Hey Product Manager: Do This When the VP of Sales Promises Features
"We already promised we could make it happen." Most product managers have heard some version of this from the VP of sales before. Pressure to land new accounts can lead to reckless promises that rain down on the product team. At the end of the quarter — when the scramble to close deals is on — the abuse can feel like a downpour.
But you need to be able to weather the storm — because what was promised is likely important even if it is not what should be delivered.
It is never wise to dismiss feature requests no matter who or where the idea comes from. Sales learns firsthand what customers are struggling with. The conversations that are shared back to you can reveal new pain points and new opportunities to create value. It is your job to hear the real need behind the request, beyond what is shared.
But when you are fielding a bunch of "already sold it" feature requests, the messages can sound more like hostile demands. And the impulse to push back is difficult to resist when people are pushy. You may want to shut the conversation down or ignore the request entirely.
You might see it as the domineering sales VP trying to drive your roadmap.
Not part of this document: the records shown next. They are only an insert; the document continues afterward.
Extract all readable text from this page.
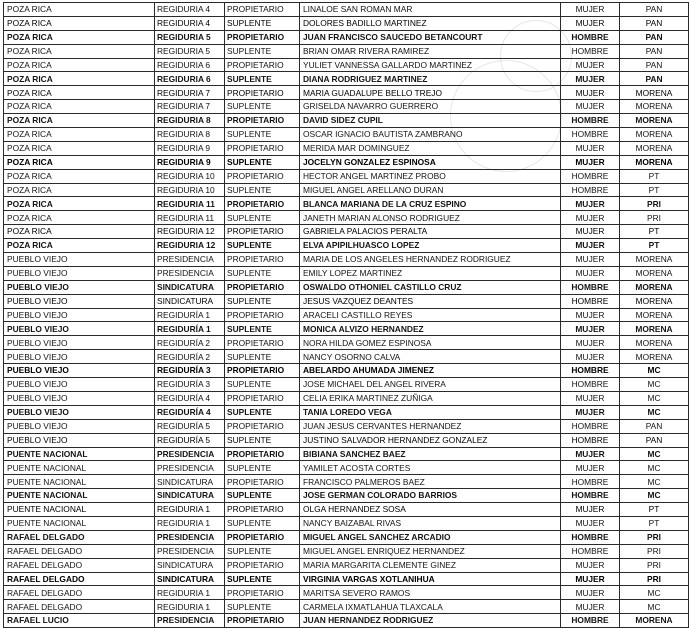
POZA RICA	REGIDURIA 4	PROPIETARIO	LINALOE SAN ROMAN MAR	MUJER	PAN
POZA RICA	REGIDURIA 4	SUPLENTE	DOLORES BADILLO MARTINEZ	MUJER	PAN
POZA RICA	REGIDURIA 5	PROPIETARIO	JUAN FRANCISCO SAUCEDO BETANCOURT	HOMBRE	PAN
POZA RICA	REGIDURIA 5	SUPLENTE	BRIAN OMAR RIVERA RAMIREZ	HOMBRE	PAN
POZA RICA	REGIDURIA 6	PROPIETARIO	YULIET VANNESSA GALLARDO MARTINEZ	MUJER	PAN
POZA RICA	REGIDURIA 6	SUPLENTE	DIANA RODRIGUEZ MARTINEZ	MUJER	PAN
POZA RICA	REGIDURIA 7	PROPIETARIO	MARIA GUADALUPE BELLO TREJO	MUJER	MORENA
POZA RICA	REGIDURIA 7	SUPLENTE	GRISELDA NAVARRO GUERRERO	MUJER	MORENA
POZA RICA	REGIDURIA 8	PROPIETARIO	DAVID SIDEZ CUPIL	HOMBRE	MORENA
POZA RICA	REGIDURIA 8	SUPLENTE	OSCAR IGNACIO BAUTISTA ZAMBRANO	HOMBRE	MORENA
POZA RICA	REGIDURIA 9	PROPIETARIO	MERIDA MAR DOMINGUEZ	MUJER	MORENA
POZA RICA	REGIDURIA 9	SUPLENTE	JOCELYN GONZALEZ ESPINOSA	MUJER	MORENA
POZA RICA	REGIDURIA 10	PROPIETARIO	HECTOR ANGEL MARTINEZ PROBO	HOMBRE	PT
POZA RICA	REGIDURIA 10	SUPLENTE	MIGUEL ANGEL ARELLANO DURAN	HOMBRE	PT
POZA RICA	REGIDURIA 11	PROPIETARIO	BLANCA MARIANA DE LA CRUZ ESPINO	MUJER	PRI
POZA RICA	REGIDURIA 11	SUPLENTE	JANETH MARIAN ALONSO RODRIGUEZ	MUJER	PRI
POZA RICA	REGIDURIA 12	PROPIETARIO	GABRIELA PALACIOS PERALTA	MUJER	PT
POZA RICA	REGIDURIA 12	SUPLENTE	ELVA APIPILHUASCO LOPEZ	MUJER	PT
PUEBLO VIEJO	PRESIDENCIA	PROPIETARIO	MARIA DE LOS ANGELES HERNANDEZ RODRIGUEZ	MUJER	MORENA
PUEBLO VIEJO	PRESIDENCIA	SUPLENTE	EMILY LOPEZ MARTINEZ	MUJER	MORENA
PUEBLO VIEJO	SINDICATURA	PROPIETARIO	OSWALDO OTHONIEL CASTILLO CRUZ	HOMBRE	MORENA
PUEBLO VIEJO	SINDICATURA	SUPLENTE	JESUS VAZQUEZ DEANTES	HOMBRE	MORENA
PUEBLO VIEJO	REGIDURÍA 1	PROPIETARIO	ARACELI CASTILLO REYES	MUJER	MORENA
PUEBLO VIEJO	REGIDURÍA 1	SUPLENTE	MONICA ALVIZO HERNANDEZ	MUJER	MORENA
PUEBLO VIEJO	REGIDURÍA 2	PROPIETARIO	NORA HILDA GOMEZ ESPINOSA	MUJER	MORENA
PUEBLO VIEJO	REGIDURÍA 2	SUPLENTE	NANCY OSORNO CALVA	MUJER	MORENA
PUEBLO VIEJO	REGIDURÍA 3	PROPIETARIO	ABELARDO AHUMADA JIMENEZ	HOMBRE	MC
PUEBLO VIEJO	REGIDURÍA 3	SUPLENTE	JOSE MICHAEL DEL ANGEL RIVERA	HOMBRE	MC
PUEBLO VIEJO	REGIDURÍA 4	PROPIETARIO	CELIA ERIKA MARTINEZ ZUÑIGA	MUJER	MC
PUEBLO VIEJO	REGIDURÍA 4	SUPLENTE	TANIA LOREDO VEGA	MUJER	MC
PUEBLO VIEJO	REGIDURÍA 5	PROPIETARIO	JUAN JESUS CERVANTES HERNANDEZ	HOMBRE	PAN
PUEBLO VIEJO	REGIDURÍA 5	SUPLENTE	JUSTINO SALVADOR HERNANDEZ GONZALEZ	HOMBRE	PAN
PUENTE NACIONAL	PRESIDENCIA	PROPIETARIO	BIBIANA SANCHEZ BAEZ	MUJER	MC
PUENTE NACIONAL	PRESIDENCIA	SUPLENTE	YAMILET ACOSTA CORTES	MUJER	MC
PUENTE NACIONAL	SINDICATURA	PROPIETARIO	FRANCISCO PALMEROS BAEZ	HOMBRE	MC
PUENTE NACIONAL	SINDICATURA	SUPLENTE	JOSE GERMAN COLORADO BARRIOS	HOMBRE	MC
PUENTE NACIONAL	REGIDURIA 1	PROPIETARIO	OLGA HERNANDEZ SOSA	MUJER	PT
PUENTE NACIONAL	REGIDURIA 1	SUPLENTE	NANCY BAIZABAL RIVAS	MUJER	PT
RAFAEL DELGADO	PRESIDENCIA	PROPIETARIO	MIGUEL ANGEL SANCHEZ ARCADIO	HOMBRE	PRI
RAFAEL DELGADO	PRESIDENCIA	SUPLENTE	MIGUEL ANGEL ENRIQUEZ HERNANDEZ	HOMBRE	PRI
RAFAEL DELGADO	SINDICATURA	PROPIETARIO	MARIA MARGARITA CLEMENTE GINEZ	MUJER	PRI
RAFAEL DELGADO	SINDICATURA	SUPLENTE	VIRGINIA VARGAS XOTLANIHUA	MUJER	PRI
RAFAEL DELGADO	REGIDURIA 1	PROPIETARIO	MARITSA SEVERO RAMOS	MUJER	MC
RAFAEL DELGADO	REGIDURIA 1	SUPLENTE	CARMELA IXMATLAHUA TLAXCALA	MUJER	MC
RAFAEL LUCIO	PRESIDENCIA	PROPIETARIO	JUAN HERNANDEZ RODRIGUEZ	HOMBRE	MORENA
Or you could see it as a new insight into your customer's problems. Consider that each interaction you have with sales is an opportunity to learn even more about your customers from the folks who interact with them most. It starts by listening for the need behind the request, then moving forward with intention.
As a product manager, your approach should always be goal first — while staying open to new ideas. Here are some tips for dealing with a sales team that overpromises — while maintaining a good relationship and delivering against your strategic roadmap:
Use your curiosity
You need to understand the entirety of what happened. What did the customer ask for and what was promised? What was the customer hoping to achieve? What specific problem did they cite as the reason for the request? Ask questions that reveal what your customer really wants. You may already have work planned on your roadmap that will solve their pain.
Talk to your team
Ask your product peers or a team leader what they think — without leading them to the answer you want to hear. Maybe your instinct to reject the request was right. Or maybe your team can help uncover something you had not yet considered. Reaching out for a fresh perspective when you need it is one of the best ways to grow.
Include your customers
Go to the source. If the way forward is not clear, gather more feedback. It is important to know whether the initial feature request will benefit the majority of your customers. Of course, you should also be sharing your product roadmap with customers. Proactive updates let customers know that you are listening to them and that their input truly drives product decisions.
Improve how you capture ideas
If wonky requests are coming through from sales leaders that simply do not make sense for your product, take a moment to reflect. Are you making it easy to submit feedback by providing a consistent format for ideas? Are you reviewing every submission quickly so that the sales team can anticipate reply times to customers? Map out your own idea management process and make it known.
Uphold your vision
Salespeople care about this very moment. They want to close the deal and move on. But you must have longer-range plans for your product. Leading with strategy enables you to have tough conversations about why (or why not) a request aligns with your goals.
Your ability to instill confidence with cross-functional teammates reinforces your product leadership.
This takes work and understanding. You want to achieve lasting greatness for your product, your company, and yourself. Do not lose sight of that. With an open mind, you can start to look at even the most urgent missives from the sales team as an opportunity to understand your customers better.
How do you respond to sales when they demand features?